As touch therapy continues to gain acceptance in all sorts of wellness venues—from rehabilitation centers and health clinics to doctors’ offices and even hospitals—massage therapists and bodyworkers will have more and more opportunities to find rewarding hands-on work. The curriculum at many massage schools has already started to reflect the trend of taking massage therapy and bodywork into a diverse range of medical settings.
However, for those massage therapists and bodyworkers who have already graduated from massage school and never had the opportunity to acquire focused knowledge and skills around the topic of medical massage, continuing education offers the perfect solution.
In fact, continuing education is also great idea even for those massage therapists who are not quite sure whether they want to take their career in the direction of medical massage. By taking one or two classes on a specific subject pertaining to medical massage, you should be able to tell whether that particular niche sparks your passion enough to make it central to your practice.
One thing is clear—if you hope to work with medical patients, you will need to have advanced skills, a well-rounded education and preferably even some hands-on experience. This is where continuing education comes in.
If possible, see if you can find a continuing education class on basic medical massage or hospital-based massage. In one of these more general continuing education classes, you should be able to learn the basics of this kind of massage therapy and bodywork, including the types of patient populations you may be working with and the necessary precautions that come with more medical forms of massage therapy and bodywork.

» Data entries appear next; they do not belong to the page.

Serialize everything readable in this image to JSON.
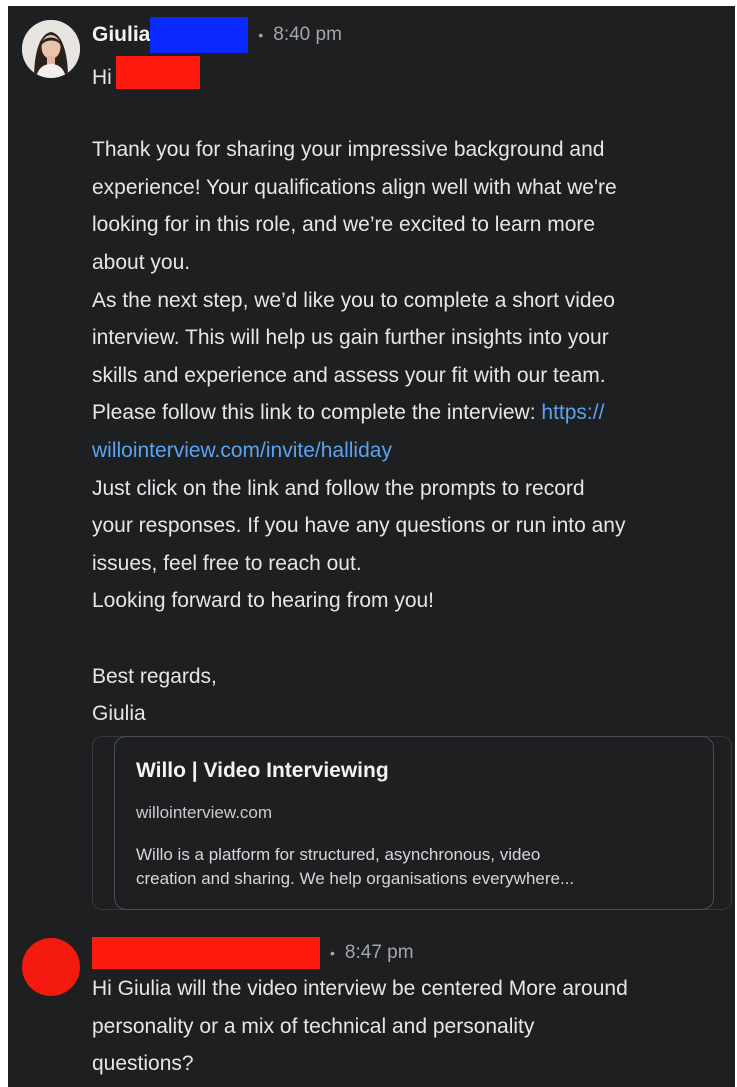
{
  "messages": [
    {
      "sender": "Giulia",
      "time": "8:40 pm",
      "separator": "•",
      "greeting": "Hi",
      "lines": [
        "Thank you for sharing your impressive background and",
        "experience! Your qualifications align well with what we're",
        "looking for in this role, and we’re excited to learn more",
        "about you.",
        "As the next step, we’d like you to complete a short video",
        "interview. This will help us gain further insights into your",
        "skills and experience and assess your fit with our team.",
        "Please follow this link to complete the interview:",
        "https://",
        "willointerview.com/invite/halliday",
        "Just click on the link and follow the prompts to record",
        "your responses. If you have any questions or run into any",
        "issues, feel free to reach out.",
        "Looking forward to hearing from you!",
        "Best regards,",
        "Giulia"
      ],
      "link_preview": {
        "title": "Willo | Video Interviewing",
        "domain": "willointerview.com",
        "description_lines": [
          "Willo is a platform for structured, asynchronous, video",
          "creation and sharing. We help organisations everywhere..."
        ]
      }
    },
    {
      "time": "8:47 pm",
      "separator": "•",
      "lines": [
        "Hi Giulia will the video interview be centered More around",
        "personality or a mix of technical and personality",
        "questions?"
      ]
    }
  ],
  "colors": {
    "background": "#1d1f21",
    "text": "#e4e6e8",
    "link": "#5ba3f0",
    "redaction_blue": "#0a28ff",
    "redaction_red": "#ff1a10"
  }
}
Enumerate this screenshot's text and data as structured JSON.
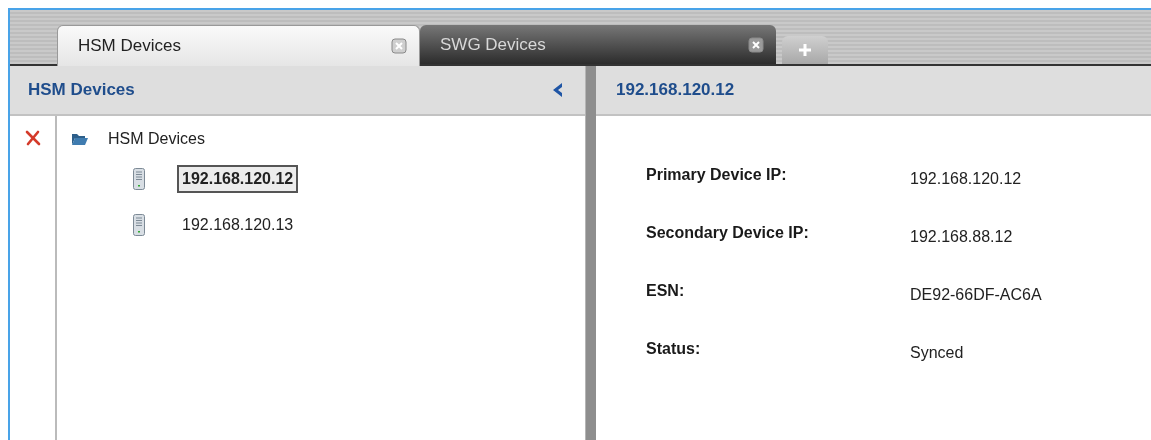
{
  "tabs": [
    {
      "label": "HSM Devices",
      "selected": true
    },
    {
      "label": "SWG Devices",
      "selected": false
    }
  ],
  "sidebar": {
    "title": "HSM Devices",
    "tree": [
      {
        "label": "HSM Devices",
        "kind": "folder",
        "selected": false,
        "expanded": true,
        "children": [
          {
            "label": "192.168.120.12",
            "kind": "device",
            "selected": true
          },
          {
            "label": "192.168.120.13",
            "kind": "device",
            "selected": false
          }
        ]
      }
    ]
  },
  "detail": {
    "title": "192.168.120.12",
    "fields": [
      {
        "label": "Primary Device IP:",
        "value": "192.168.120.12"
      },
      {
        "label": "Secondary Device IP:",
        "value": "192.168.88.12"
      },
      {
        "label": "ESN:",
        "value": "DE92-66DF-AC6A"
      },
      {
        "label": "Status:",
        "value": "Synced"
      }
    ]
  }
}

Once you have completed a course like this, or if you already have an idea of the way in which you hope to practice massage or bodywork in the medical setting, then you can move to more focused continuing education classes. Examples of the kinds of continuing education courses massage therapists and bodyworkers may choose to take would be those based on the patient population.
For instance, you may choose to take a continuing education class on prenatal or postpartum massage. During such a course, you should be able to tell whether this niche is the right one for you. Other examples include classes about massage and bodywork for cancer patients, palliative care patients, surgical patients, psychiatric patients, chemical dependency patients and more.
If you don’t have a specific patient population in mind, but you know you want to help medical patients feel better, try to take as many different continuing education classes as you can that pertain to medical massage and hospital massage for a variety of patient populations.
Before you enroll in one of the many continuing education classes available, attempt to do a bit of homework on the course provider, if possible. You want to make sure you’re learning from the right person—a person who has plenty of experience in the subject he or she is teaching.